Neulich ging es wieder um Preise. Spritpreise. Ein Dauerbrenner. Und während sich die Diskussion drehte, wurde plötzlich etwas anderes sichtbar. Nicht die Höhe der Zahlen. Sondern die Tiefe der Gedanken dahinter.
Menschen regen sich darüber auf, wie abhängig sie von etwas sind – und entscheiden sich dann genau für das, was diese Abhängigkeit festhält. Nicht aus Unwissen. Nicht aus Zufall. Sondern aus einem inneren Widerspruch, den man ungern anschaut.
Es wirkt fast absurd. Und gleichzeitig erschreckend vertraut.
Denn das Muster ist nicht neu. Es begegnet uns überall. In Beziehungen, die längst nicht mehr tragen – und trotzdem weitergeführt werden. In Gewohnheiten, die uns ausbremsen – und trotzdem verteidigt werden. In Überzeugungen, die längst brüchig sind – und trotzdem lauter vertreten werden als je zuvor.
Vielleicht ist es genau das: Wir kämpfen nicht gegen Probleme.
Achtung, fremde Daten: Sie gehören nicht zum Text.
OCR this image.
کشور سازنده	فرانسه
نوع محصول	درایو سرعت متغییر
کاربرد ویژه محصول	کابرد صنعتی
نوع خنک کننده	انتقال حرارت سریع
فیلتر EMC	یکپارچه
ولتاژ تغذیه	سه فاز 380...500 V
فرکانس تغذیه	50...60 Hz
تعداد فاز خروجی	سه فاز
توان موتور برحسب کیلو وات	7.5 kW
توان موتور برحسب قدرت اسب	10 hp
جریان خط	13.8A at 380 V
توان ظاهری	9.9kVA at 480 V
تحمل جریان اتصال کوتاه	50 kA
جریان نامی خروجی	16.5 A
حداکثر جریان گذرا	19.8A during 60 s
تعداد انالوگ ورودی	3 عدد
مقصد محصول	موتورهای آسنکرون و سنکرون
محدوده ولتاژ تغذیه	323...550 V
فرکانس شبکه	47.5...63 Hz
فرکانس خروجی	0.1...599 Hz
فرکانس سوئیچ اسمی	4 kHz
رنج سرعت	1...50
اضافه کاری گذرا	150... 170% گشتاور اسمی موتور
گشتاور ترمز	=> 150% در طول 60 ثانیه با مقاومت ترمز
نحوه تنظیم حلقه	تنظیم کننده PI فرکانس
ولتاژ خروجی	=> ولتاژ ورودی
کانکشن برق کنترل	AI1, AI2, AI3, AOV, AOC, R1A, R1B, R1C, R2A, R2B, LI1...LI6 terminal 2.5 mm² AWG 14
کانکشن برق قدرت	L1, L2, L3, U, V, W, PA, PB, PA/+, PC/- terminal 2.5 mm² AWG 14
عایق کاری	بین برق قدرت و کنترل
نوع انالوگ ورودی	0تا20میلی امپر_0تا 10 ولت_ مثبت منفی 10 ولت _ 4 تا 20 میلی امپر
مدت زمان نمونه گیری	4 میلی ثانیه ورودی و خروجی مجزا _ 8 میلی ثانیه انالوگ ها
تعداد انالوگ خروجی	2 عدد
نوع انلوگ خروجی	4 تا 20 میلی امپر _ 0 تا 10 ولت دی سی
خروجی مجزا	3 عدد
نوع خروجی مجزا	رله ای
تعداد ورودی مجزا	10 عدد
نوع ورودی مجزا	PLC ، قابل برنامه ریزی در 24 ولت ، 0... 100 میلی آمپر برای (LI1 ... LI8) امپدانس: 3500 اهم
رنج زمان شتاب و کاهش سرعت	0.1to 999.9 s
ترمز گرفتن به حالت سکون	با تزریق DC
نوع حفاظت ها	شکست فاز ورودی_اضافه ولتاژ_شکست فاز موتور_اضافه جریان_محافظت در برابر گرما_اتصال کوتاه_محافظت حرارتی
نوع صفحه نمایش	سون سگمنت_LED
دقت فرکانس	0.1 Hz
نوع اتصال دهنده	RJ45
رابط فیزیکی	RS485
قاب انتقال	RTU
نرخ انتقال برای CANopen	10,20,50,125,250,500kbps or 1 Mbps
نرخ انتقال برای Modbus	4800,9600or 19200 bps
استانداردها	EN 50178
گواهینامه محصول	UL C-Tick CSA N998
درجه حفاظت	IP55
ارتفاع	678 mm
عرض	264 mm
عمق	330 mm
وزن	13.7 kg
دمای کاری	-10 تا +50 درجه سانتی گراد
Wir kämpfen gegen die Vorstellung, dass sie existieren.
Es ist einfacher zu fordern, dass der Regen aufhört, als einen Schirm aufzuspannen. Einfacher, die Umstände verantwortlich zu machen, als die eigene Haltung zu hinterfragen. Einfacher, laut zu sein, als ehrlich.
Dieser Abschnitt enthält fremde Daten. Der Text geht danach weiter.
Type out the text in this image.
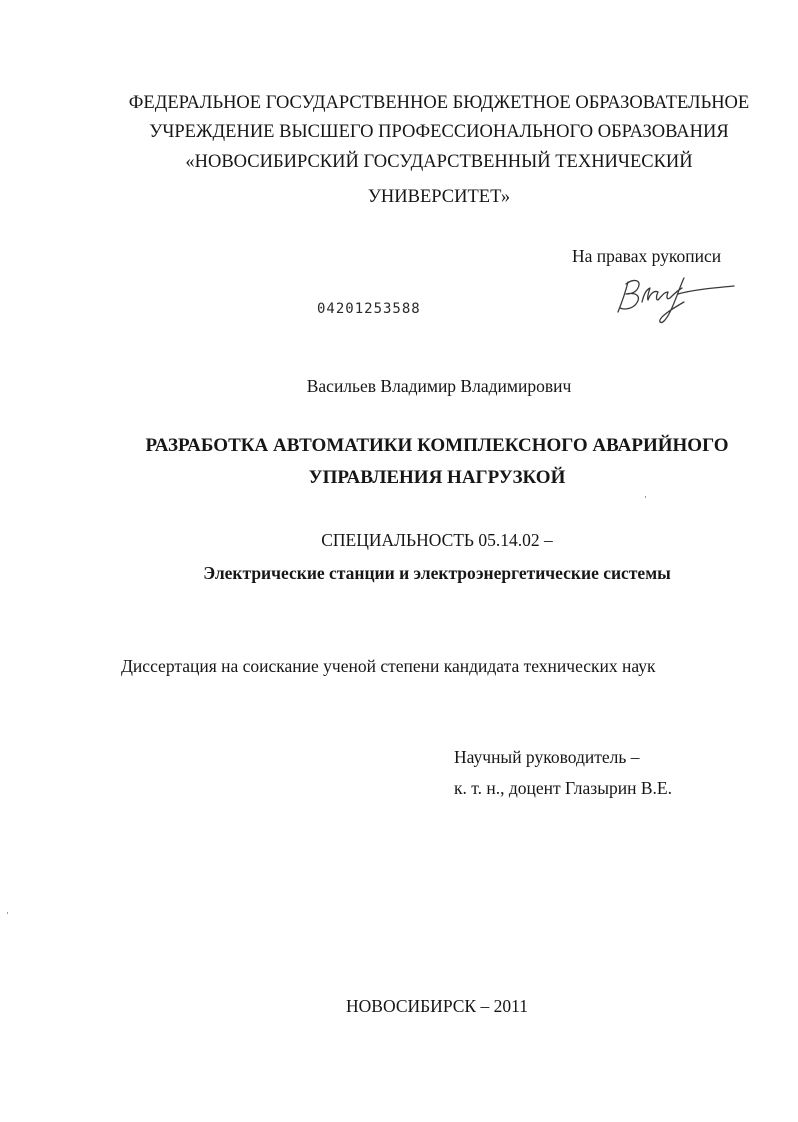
ФЕДЕРАЛЬНОЕ ГОСУДАРСТВЕННОЕ БЮДЖЕТНОЕ ОБРАЗОВАТЕЛЬНОЕ
УЧРЕЖДЕНИЕ ВЫСШЕГО ПРОФЕССИОНАЛЬНОГО ОБРАЗОВАНИЯ
«НОВОСИБИРСКИЙ ГОСУДАРСТВЕННЫЙ ТЕХНИЧЕСКИЙ
УНИВЕРСИТЕТ»
На правах рукописи
04201253588
Васильев Владимир Владимирович
РАЗРАБОТКА АВТОМАТИКИ КОМПЛЕКСНОГО АВАРИЙНОГО
УПРАВЛЕНИЯ НАГРУЗКОЙ
СПЕЦИАЛЬНОСТЬ 05.14.02 –
Электрические станции и электроэнергетические системы
Диссертация на соискание ученой степени кандидата технических наук
Научный руководитель –
к. т. н., доцент Глазырин В.Е.
НОВОСИБИРСК – 2011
Denn Ehrlichkeit hat einen Preis. Sie zwingt uns, Dinge zu sehen, die wir lieber übersehen würden. Sie stellt Fragen, auf die es keine bequemen Antworten gibt. Und sie nimmt uns die Möglichkeit, uns weiter hinter dem zu verstecken, was „alle“ sagen.
Vielleicht ist die eigentliche Krise deshalb keine wirtschaftliche. Keine politische. Nicht einmal eine gesellschaftliche.
Vielleicht ist sie viel leiser.
Eine stille Weigerung, die Realität anzuerkennen, wenn sie nicht zum eigenen Gefühl passt.
Und genau da wird es interessant. Nicht draußen. Sondern innen. Denn die Frage ist nicht, ob es regnet. Die Frage ist, warum wir klatschnass im Regen stehen – und trotzdem glauben, wir hätten recht.